Recently, a small business appealed the decision of the Small Business Administration (SBA) Area Office that it was economically dependent upon its largest customer, was thereby affiliated with the large business and was therefore ineligible for award of a contract set aside for small businesses.   The Area Office relied on a prior decision which concluded "that when one firm relies on a second firm for 70% or more of its revenue, the first firm is economically dependent upon the second firm." 

The pertinent regulation defines affiliates to include situations where one controls or has the power to control the other and it does not matter whether that control is exercised provided the power to control exists.  SBA precedent holds that even in the absence of other ties between the companies, the dependence by one firm on another for the large majority if its revenue is sufficient to uphold a finding of affiliation between the firms.  However, there must be a longstanding relationship between the firms; economic dependence cannot be assumed from one contract of short duration.
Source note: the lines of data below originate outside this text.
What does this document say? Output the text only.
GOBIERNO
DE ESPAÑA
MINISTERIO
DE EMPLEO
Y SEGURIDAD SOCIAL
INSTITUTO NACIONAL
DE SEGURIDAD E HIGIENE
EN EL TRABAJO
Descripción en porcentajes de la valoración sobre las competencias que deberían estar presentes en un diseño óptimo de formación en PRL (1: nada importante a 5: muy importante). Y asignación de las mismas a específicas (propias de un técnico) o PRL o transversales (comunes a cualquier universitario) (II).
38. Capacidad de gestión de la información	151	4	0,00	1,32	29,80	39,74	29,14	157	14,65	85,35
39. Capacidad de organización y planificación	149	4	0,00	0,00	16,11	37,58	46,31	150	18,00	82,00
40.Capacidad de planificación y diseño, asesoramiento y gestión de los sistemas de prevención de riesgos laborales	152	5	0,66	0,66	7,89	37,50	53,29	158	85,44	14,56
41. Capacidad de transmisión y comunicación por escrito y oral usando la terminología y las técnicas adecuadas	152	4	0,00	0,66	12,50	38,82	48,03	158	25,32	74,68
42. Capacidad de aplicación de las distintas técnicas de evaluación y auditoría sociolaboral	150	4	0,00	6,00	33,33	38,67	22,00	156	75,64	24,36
In analyzing affiliation, the litmus test is whether one concern has the power to control another.  It's the power to control that counts.  It does not matter whether control is exercised.  In the recent size appeal of TPG Consulting, LLC, the SBA's Office of Hearings and Appeals (OHA) concluded that the record supported the conclusion that TPG was economically dependent upon Toyota as its main souce of revenue and that Toyota could therefore control TPG. 

The lesson from the decision is that economic dependence, which can kill small business status, may be found in the context of a vendor/customer relationship.  Also, if the 70% total revenue threshold is exceeded in only one of the prior three years, it is sufficient to disqualify a small business under the affiliation rule.  TPG argued it was not heavily dependent upon Toyota for its revenues.  Nevertheless, any percentage greater than 70% equates to economic dependence as a matter of law.

Once heavy economic dependence is shown, OHA has not found the presumption of affiliation has been rebutted.

One of the more interesting aspects of the TPG case is the OHA really did not go into an analysis of the ability to control.  It was enough that dependency created the possibility of control.  We would like to have seen a discussion of just how and why this seemingly unrebuttable presumption justifies such a severe penalty to a small business.